The authors of the recent World Health Organization study said they analyzed “a detailed subset of data” on confirmed and probable cases, including information from forms completed by doctors and other healthcare workers in the affected countries, indicating whether a patient had a fever and at what temperature and whether the reading was taken by armpit, by mouth or rectally.
The study defined fever as 38 degrees Celsius — 100.4 degrees Fahrenheit.
“To create the fullest possible picture of the unfolding epidemic,” the authors said, they collected additional information from “informal case reports” and other sources.
The researchers described imperfections in some of the data. In a footnote, they wrote that “in practice, healthcare workers at the district level often do not have a medical thermometer and simply ask whether the person’s body temperature is more elevated than usual.”
Yet the lead author, Dr. Christl Donnelly, a professor of statistical epidemiology at Imperial College London, stood by the findings on the prevalence of fever.
Asked by email whether the study found no fever in 12.9% of confirmed and probable cases, Donnelly replied: “Yes.”
Three studies of previous outbreaks, cited in the same World Health Organization report, provide further grounds to question whether fever is a fail-safe signal.
Researchers studying an outbreak in Uganda in late 2000 and early 2001 reported that “the commonest symptom … was fever, which occurred in 85% of the cases.”
Another study of that outbreak, focusing on 24 confirmed cases of Ebola, found fever in 88%.
The third study, which examined a 1995 outbreak in the Democratic Republic of Congo, found fever in 93% of 84 people who died and in 18 of 19 individuals who survived.
Asked Friday how many people infected in the current outbreak should be expected to display fever, a CDC spokeswoman, Sharon Hoskins, said “the vast majority” would, but added that it was “impossible to give an exact percentage.”
For doctors and nurses fighting the epidemic in West Africa, the risk of encountering Ebola in the absence of fever is more than academic.
Dr. Nick Zwinkels, a Dutch physician, last month closed a hospital he had been running with a colleague in central Sierra Leone after five nursing aides contracted Ebola — possibly from unprotected contact with three patients who were not promptly diagnosed with the virus.
Four of the nursing aides died, as did all three of the patients belatedly found to have Ebola.
Interviewed by email, Zwinkels said that hospital staff members took the temperature of one of the doomed patients four times a day for three consecutive days, and the patient never showed a fever. The readings were taken by a digital thermometer placed in the armpit, he said.
Based on what his staff observed, Zwinkels wrote, “it seems that only measuring the temperature as a form of triage is insufficient.”
He added: “It seems that Ebola can present without fever especially in the first phase.”
Zwinkels said that without fever as a trustworthy marker, it is difficult for medical professionals to treat the many West Africans suffering from everyday maladies.
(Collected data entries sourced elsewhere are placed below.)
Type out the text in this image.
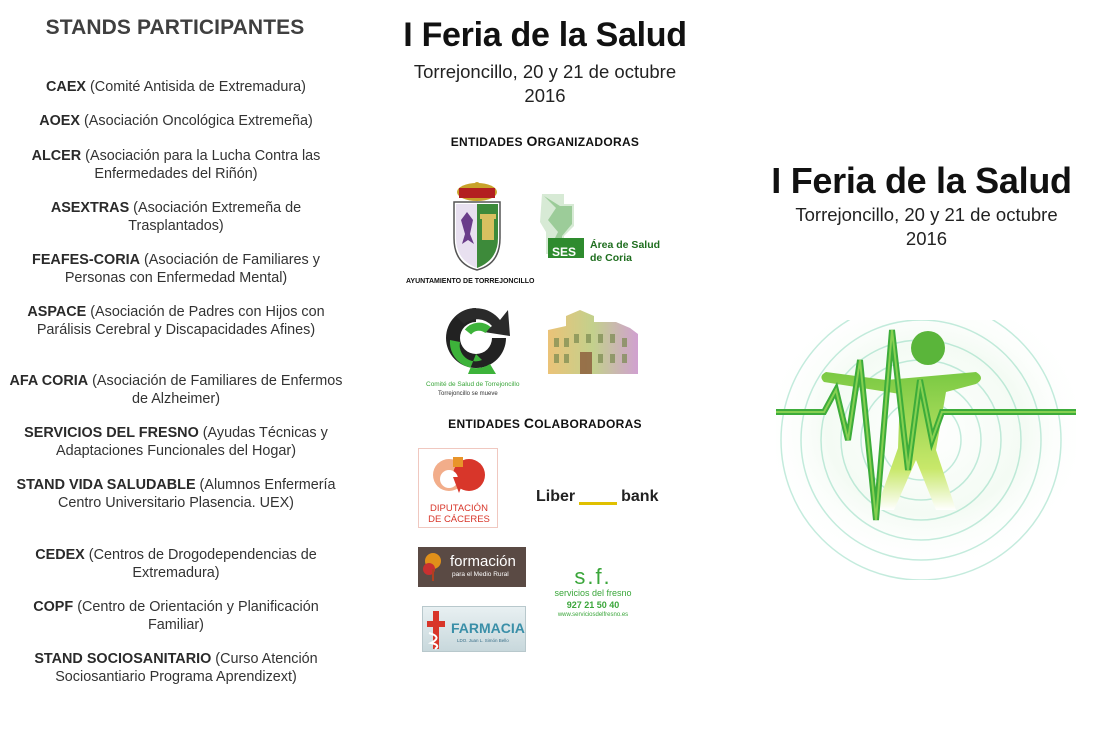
STANDS PARTICIPANTES
CAEX (Comité Antisida de Extremadura)
AOEX (Asociación Oncológica Extremeña)
ALCER (Asociación para la Lucha Contra las Enfermedades del Riñón)
ASEXTRAS (Asociación Extremeña de Trasplantados)
FEAFES-CORIA (Asociación de Familiares y Personas con Enfermedad Mental)
ASPACE (Asociación de Padres con Hijos con Parálisis Cerebral y Discapacidades Afines)
AFA CORIA (Asociación de Familiares de Enfermos de Alzheimer)
SERVICIOS DEL FRESNO (Ayudas Técnicas y Adaptaciones Funcionales del Hogar)
STAND VIDA SALUDABLE (Alumnos Enfermería Centro Universitario Plasencia. UEX)
CEDEX (Centros de Drogodependencias de Extremadura)
COPF (Centro de Orientación y Planificación Familiar)
STAND SOCIOSANITARIO (Curso Atención Sociosantiario Programa Aprendizext)
I Feria de la Salud
Torrejoncillo, 20 y 21 de octubre
2016
ENTIDADES ORGANIZADORAS
AYUNTAMIENTO DE TORREJONCILLO
SES Área de Salud
de Coria
Comité de Salud de Torrejoncillo
Torrejoncillo se mueve
ENTIDADES COLABORADORAS
DIPUTACIÓN
DE CÁCERES
Liber	bank
formación
para el Medio Rural	s.f.
servicios del fresno
927 21 50 40
www.serviciosdelfresno.es
FARMACIA
LDO. Juan L. Simón Bello
I Feria de la Salud
Torrejoncillo, 20 y 21 de octubre
2016
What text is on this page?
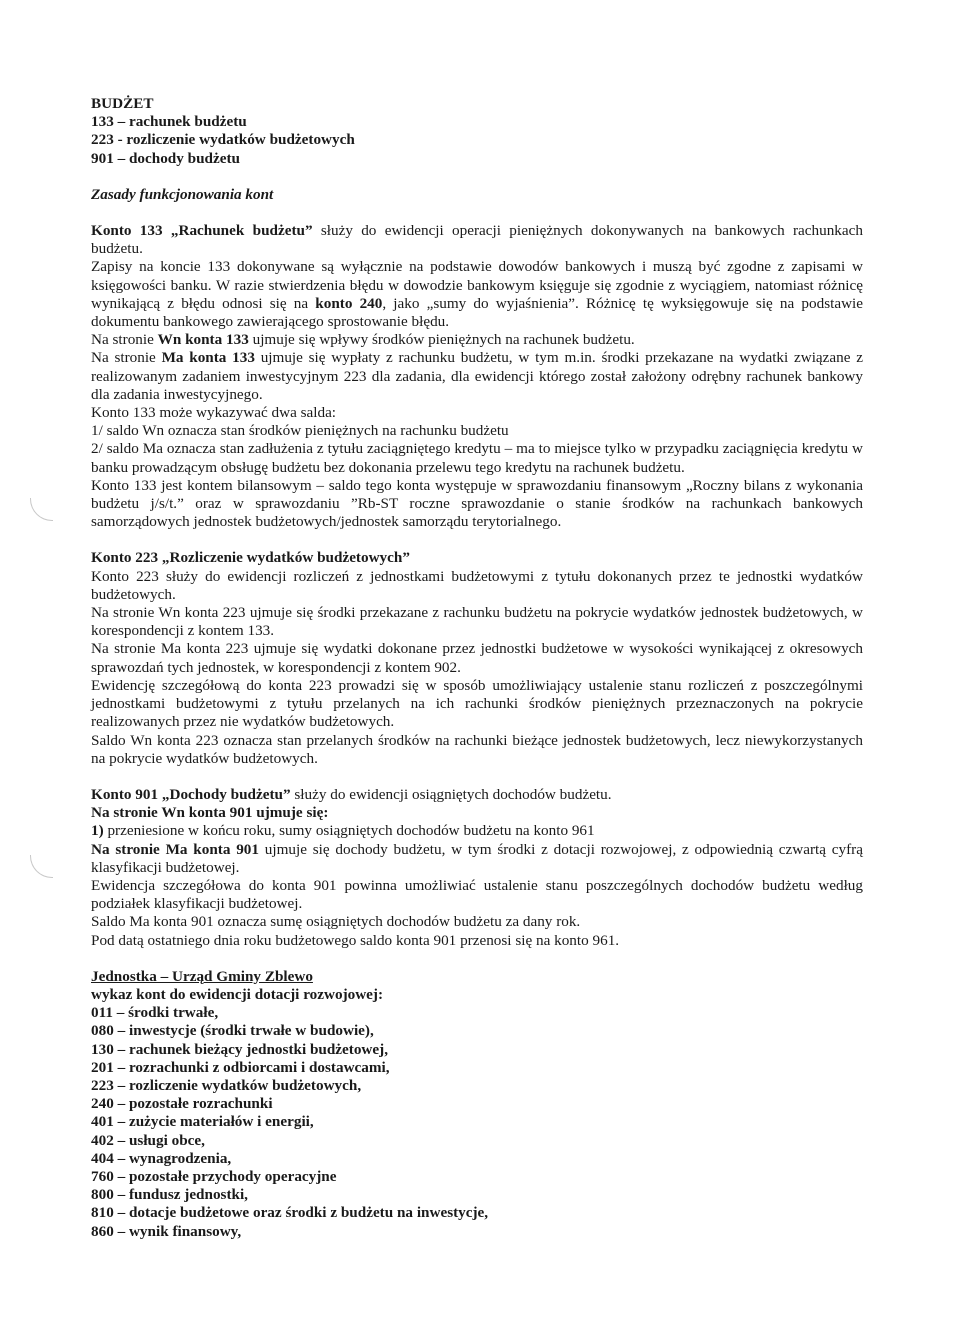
BUDŻET

133 – rachunek budżetu

223 - rozliczenie wydatków budżetowych

901 – dochody budżetu

Zasady funkcjonowania kont

Konto 133 „Rachunek budżetu” służy do ewidencji operacji pieniężnych dokonywanych na bankowych rachunkach budżetu.

Zapisy na koncie 133 dokonywane są wyłącznie na podstawie dowodów bankowych i muszą być zgodne z zapisami w księgowości banku. W razie stwierdzenia błędu w dowodzie bankowym księguje się zgodnie z wyciągiem, natomiast różnicę wynikającą z błędu odnosi się na konto 240, jako „sumy do wyjaśnienia”. Różnicę tę wyksięgowuje się na podstawie dokumentu bankowego zawierającego sprostowanie błędu.

Na stronie Wn konta 133 ujmuje się wpływy środków pieniężnych na rachunek budżetu.

Na stronie Ma konta 133 ujmuje się wypłaty z rachunku budżetu, w tym m.in. środki przekazane na wydatki związane z realizowanym zadaniem inwestycyjnym 223 dla zadania, dla ewidencji którego został założony odrębny rachunek bankowy dla zadania inwestycyjnego.

Konto 133 może wykazywać dwa salda:

1/ saldo Wn oznacza stan środków pieniężnych na rachunku budżetu

2/ saldo Ma oznacza stan zadłużenia z tytułu zaciągniętego kredytu – ma to miejsce tylko w przypadku zaciągnięcia kredytu w banku prowadzącym obsługę budżetu bez dokonania przelewu tego kredytu na rachunek budżetu.

Konto 133 jest kontem bilansowym – saldo tego konta występuje w sprawozdaniu finansowym „Roczny bilans z wykonania budżetu j/s/t.” oraz w sprawozdaniu ”Rb-ST roczne sprawozdanie o stanie środków na rachunkach bankowych samorządowych jednostek budżetowych/jednostek samorządu terytorialnego.

Konto 223 „Rozliczenie wydatków budżetowych”

Konto 223 służy do ewidencji rozliczeń z jednostkami budżetowymi z tytułu dokonanych przez te jednostki wydatków budżetowych.

Na stronie Wn konta 223 ujmuje się środki przekazane z rachunku budżetu na pokrycie wydatków jednostek budżetowych, w korespondencji z kontem 133.

Na stronie Ma konta 223 ujmuje się wydatki dokonane przez jednostki budżetowe w wysokości wynikającej z okresowych sprawozdań tych jednostek, w korespondencji z kontem 902.

Ewidencję szczegółową do konta 223 prowadzi się w sposób umożliwiający ustalenie stanu rozliczeń z poszczególnymi jednostkami budżetowymi z tytułu przelanych na ich rachunki środków pieniężnych przeznaczonych na pokrycie realizowanych przez nie wydatków budżetowych.

Saldo Wn konta 223 oznacza stan przelanych środków na rachunki bieżące jednostek budżetowych, lecz niewykorzystanych na pokrycie wydatków budżetowych.

Konto 901 „Dochody budżetu” służy do ewidencji osiągniętych dochodów budżetu.

Na stronie Wn konta 901 ujmuje się:

1) przeniesione w końcu roku, sumy osiągniętych dochodów budżetu na konto 961

Na stronie Ma konta 901 ujmuje się dochody budżetu, w tym środki z dotacji rozwojowej, z odpowiednią czwartą cyfrą klasyfikacji budżetowej.

Ewidencja szczegółowa do konta 901 powinna umożliwiać ustalenie stanu poszczególnych dochodów budżetu według podziałek klasyfikacji budżetowej.

Saldo Ma konta 901 oznacza sumę osiągniętych dochodów budżetu za dany rok.

Pod datą ostatniego dnia roku budżetowego saldo konta 901 przenosi się na konto 961.

Jednostka – Urząd Gminy Zblewo

wykaz kont do ewidencji dotacji rozwojowej:

011 – środki trwałe,

080 – inwestycje (środki trwałe w budowie),

130 – rachunek bieżący jednostki budżetowej,

201 – rozrachunki z odbiorcami i dostawcami,

223 – rozliczenie wydatków budżetowych,

240 – pozostałe rozrachunki

401 – zużycie materiałów i energii,

402 – usługi obce,

404 – wynagrodzenia,

760 – pozostałe przychody operacyjne

800 – fundusz jednostki,

810 – dotacje budżetowe oraz środki z budżetu na inwestycje,

860 – wynik finansowy,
The clinic that Zwinkels operated for the Rotterdam-based Lion Heart Foundation was established to treat malaria patients but cared for a handful found to have Ebola, while trying to arrange their transfer to a more qualified facility.
If Ebola cannot be readily identified, Zwinkels wrote, “Ebola patients will be admitted in the normal ward and possibly contaminating health staff and caretakers. This is why a lot of hospitals in West Africa are closed. … Millions of people don’t have any healthcare at the moment because hospitals treat Ebola only or are closed.”
Zwinkels said he looked forward to returning to Sierra Leone and felt torn between raising awareness about the cases he saw and sowing panic.
“This outbreak is completely out of control, and the only way to stop [it] is to find every case, isolate them and trace their contacts,” he wrote.